Vous écrivez que le développement durable est une démarche humaniste qui a perdu son humanité… De quoi surprendre votre lecteur : n’êtes-vous pas en effet le président du Comité 21 ?

"Je ne conteste évidemment pas les outils, les méthodes du développement durable, mais il y a une vraie dimension humaniste et émotionnelle dans cette affaire qui est importante, qu’il ne faut pas perdre, et qui est le point de départ du développement durable. Nous nous trouvons dans un monde en changement très rapide, avec le numérique, la mondialisation… Cette transformation-là a aujourd’hui besoin d’une boussole qui est le développement durable, mais sans oublier sa dimension humaniste, généreuse pour reconsidérer en profondeur la société. Voilà, c’est ce que j’essaye de raconter dans mon livre. Il y a vraiment de très belles choses qui se font à travers les outils de développement durable, mais le développement durable n’est pas à l’échelle de ce qu’il faudrait faire, au regard du climat, des évolutions en cours. Si on veut que ce soit à la hauteur, il faut revoir notre imaginaire, repenser ce qui fait le vivre ensemble dans la société, et à partir de quoi se déploient toutes les dimensions humaines, humanistes de notre société…"

Qu’est-ce qui vous fait dire que la culture est essentielle pour changer la société ?

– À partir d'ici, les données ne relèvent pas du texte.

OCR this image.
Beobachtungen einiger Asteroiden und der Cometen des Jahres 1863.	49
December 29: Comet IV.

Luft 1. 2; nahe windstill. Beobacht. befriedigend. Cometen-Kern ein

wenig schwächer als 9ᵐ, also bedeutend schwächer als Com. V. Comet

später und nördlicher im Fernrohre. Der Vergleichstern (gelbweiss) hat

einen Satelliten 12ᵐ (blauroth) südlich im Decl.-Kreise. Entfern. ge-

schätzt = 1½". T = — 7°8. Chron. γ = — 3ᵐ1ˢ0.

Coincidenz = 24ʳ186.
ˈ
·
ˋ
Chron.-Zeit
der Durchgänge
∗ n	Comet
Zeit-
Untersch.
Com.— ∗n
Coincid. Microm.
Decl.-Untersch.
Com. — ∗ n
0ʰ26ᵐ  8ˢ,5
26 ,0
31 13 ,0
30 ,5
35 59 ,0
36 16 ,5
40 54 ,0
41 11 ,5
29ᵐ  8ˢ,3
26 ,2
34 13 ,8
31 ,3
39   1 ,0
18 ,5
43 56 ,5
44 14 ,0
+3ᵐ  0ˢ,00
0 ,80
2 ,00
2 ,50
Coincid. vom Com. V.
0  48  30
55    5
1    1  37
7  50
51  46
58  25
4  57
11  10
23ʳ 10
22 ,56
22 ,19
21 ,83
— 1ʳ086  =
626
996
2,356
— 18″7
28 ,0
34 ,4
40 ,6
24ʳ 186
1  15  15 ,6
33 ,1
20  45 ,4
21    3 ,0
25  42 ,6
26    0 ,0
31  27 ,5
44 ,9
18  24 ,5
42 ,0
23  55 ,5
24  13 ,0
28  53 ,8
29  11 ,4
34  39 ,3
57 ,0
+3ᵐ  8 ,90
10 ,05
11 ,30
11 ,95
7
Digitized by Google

"J’ai la certitude que la culture est ce qui caractérise l’humain. En outre, c’est mon premier métier. J’étais comédien. Donc, ce que j’affirme, ce n’est pas complètement par hasard. Mais ces dernières années, j’ai senti encore davantage le besoin de ramener les questions de culture, de création, d’innovation, d’invention dans le développement durable. C’est d’autant plus vrai quand on a été impliqué, comme moi, dans le sommet de Rio 2012. Quand on constate qu’on est 194 pays à essayer de se mettre d’accord, à imaginer comment on peut travailler ensemble, et comment c’est difficile…On se rend alors bien compte que la question à se poser avant toute autre, est : « Est-ce que la société est capable de partager des projets, donc de partager une culture ? ». Le développement de l’humanité passe par l’enrichissement culturel."

Expliquez-nous le lien (le titre de votre livre) entre la culture et la fin de la possession… ?

"Nous sommes obligés de rompre avec une économie compulsive, de possession. On a besoin de rompre avec cette économie parce qu’elle n’est pas viable. Bientôt 9 milliards d’individus : on ne peut pas continuer à fonder l’économie sur le fait d’acheter des objets, d’accumuler des choses… Ce n’est pas viable sur un plan environnemental. Notre modèle économique est aussi très discutable. Or, pouvoir rompre avec cette structure de l’économie, passer d’une économie de la possession à une économie d’usage demande aussi un vrai développement culturel."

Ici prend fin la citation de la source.